The Guardian Jumps On YouTube Footy Bandwave

Several weeks ago, the Premier League and the company they employed named NetResult came down hard on the owner of 101greatgoals blog with a threatening letter warning the blogger to remove links to goal highlights on YouTube.The blogger ignored the demands and has continued linking to highlights of football action. Now, in an interesting twist, The Guardian blog has written an article about some of the best sporting moments and included several links to YouTube. Plus it has encouraged readers to submit their own favorite links (as this blog entry was written, The Guardian had 125 comments from the public).To view the Guardian’s YouTube highlight collection, go here.But the question for the Premier League and NetResult is whether they have a double standard. Do they purposefully threaten bloggers but not apply the same policies to large media organizations such as The Guardian?Of course, the whole thing is silly because there’s no way to police the videos on YouTube. The only way for the Premier League and NetResult to control the issue of unlicensed Premiership video highlights being available on YouTube is to threaten YouTube. And even if YouTube can find a way to limit the videos, there are always hundreds of other similar video sites out there.

2 thoughts on “The Guardian Jumps On YouTube Footy Bandwave”

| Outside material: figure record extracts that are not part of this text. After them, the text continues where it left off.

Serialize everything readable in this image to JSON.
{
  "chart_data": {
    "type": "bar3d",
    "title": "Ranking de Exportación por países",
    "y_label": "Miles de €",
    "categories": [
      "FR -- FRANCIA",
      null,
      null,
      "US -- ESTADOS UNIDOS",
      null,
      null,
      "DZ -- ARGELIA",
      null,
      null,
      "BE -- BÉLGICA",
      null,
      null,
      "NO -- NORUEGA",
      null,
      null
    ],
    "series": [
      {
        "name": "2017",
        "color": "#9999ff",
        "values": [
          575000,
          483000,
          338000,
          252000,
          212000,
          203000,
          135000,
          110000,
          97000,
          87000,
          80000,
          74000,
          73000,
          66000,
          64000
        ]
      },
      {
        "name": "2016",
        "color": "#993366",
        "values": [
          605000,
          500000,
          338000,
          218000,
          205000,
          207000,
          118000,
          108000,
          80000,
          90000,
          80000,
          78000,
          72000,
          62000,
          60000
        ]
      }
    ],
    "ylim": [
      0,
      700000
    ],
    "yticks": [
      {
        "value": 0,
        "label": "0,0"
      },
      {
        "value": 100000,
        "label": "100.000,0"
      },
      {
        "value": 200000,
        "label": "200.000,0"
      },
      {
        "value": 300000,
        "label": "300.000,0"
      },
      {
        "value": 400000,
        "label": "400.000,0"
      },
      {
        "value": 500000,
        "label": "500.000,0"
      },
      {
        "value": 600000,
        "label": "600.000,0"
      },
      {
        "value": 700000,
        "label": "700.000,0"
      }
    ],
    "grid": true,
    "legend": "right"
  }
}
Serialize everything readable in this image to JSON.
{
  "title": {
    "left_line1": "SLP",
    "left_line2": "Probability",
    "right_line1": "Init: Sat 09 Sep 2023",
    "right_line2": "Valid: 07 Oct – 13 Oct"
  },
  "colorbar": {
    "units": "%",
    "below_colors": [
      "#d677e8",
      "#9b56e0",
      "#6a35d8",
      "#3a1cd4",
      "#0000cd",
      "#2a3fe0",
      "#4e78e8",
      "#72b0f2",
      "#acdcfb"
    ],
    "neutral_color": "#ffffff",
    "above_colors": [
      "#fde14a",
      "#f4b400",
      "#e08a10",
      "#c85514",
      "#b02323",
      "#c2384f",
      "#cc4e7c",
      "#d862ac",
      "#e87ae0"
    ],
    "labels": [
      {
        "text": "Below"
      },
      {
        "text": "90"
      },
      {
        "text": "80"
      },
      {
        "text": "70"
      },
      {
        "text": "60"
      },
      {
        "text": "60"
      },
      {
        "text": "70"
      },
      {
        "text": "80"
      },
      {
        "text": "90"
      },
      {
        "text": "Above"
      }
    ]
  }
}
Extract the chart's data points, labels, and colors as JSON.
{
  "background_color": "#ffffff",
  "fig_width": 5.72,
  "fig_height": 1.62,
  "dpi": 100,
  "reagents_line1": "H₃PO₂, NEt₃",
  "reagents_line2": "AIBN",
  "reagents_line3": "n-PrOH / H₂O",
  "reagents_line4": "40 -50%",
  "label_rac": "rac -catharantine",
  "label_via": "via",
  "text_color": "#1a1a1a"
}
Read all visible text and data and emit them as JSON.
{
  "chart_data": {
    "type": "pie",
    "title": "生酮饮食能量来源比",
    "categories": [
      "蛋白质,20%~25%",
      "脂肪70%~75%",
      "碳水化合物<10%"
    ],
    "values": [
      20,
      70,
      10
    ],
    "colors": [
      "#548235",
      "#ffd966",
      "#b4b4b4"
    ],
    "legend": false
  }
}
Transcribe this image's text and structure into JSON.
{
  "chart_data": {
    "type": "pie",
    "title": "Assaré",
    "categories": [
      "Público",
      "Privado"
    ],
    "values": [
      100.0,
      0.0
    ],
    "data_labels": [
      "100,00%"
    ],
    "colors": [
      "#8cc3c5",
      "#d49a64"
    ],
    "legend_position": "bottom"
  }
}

  1. The sure fire way to “control” video highlights on the web would be for the EPL to put free video highlights on their own site. They could make money from advertisements on the site so it would be win-win for them.

    Do you really think a bunch of folks will take the time to digitize highlights if they could simply link their friends to the EPL site to watch a goal clip they wanted to share?

    I’ve posted dozens of soccer highlights on the web over the last couple of years, but I have never digitized an MLS match highlight and posted it…why?…because MLSNet provides their fans with free highlights packages on their own site.

    Most internet users are lazy. It the highlights were up on the EPL’s site, they wouldn’t have to pay some other company to act as their net cop.

    You can’t stop content from being posted on the web, but if proactively post it yourself, you can have some modicum of control over how it is presented.

  2. Hi,

    I think I am right in saying that as of next season the BBC will be showing Match of the Day over their internet service, which at last a step in the right direction.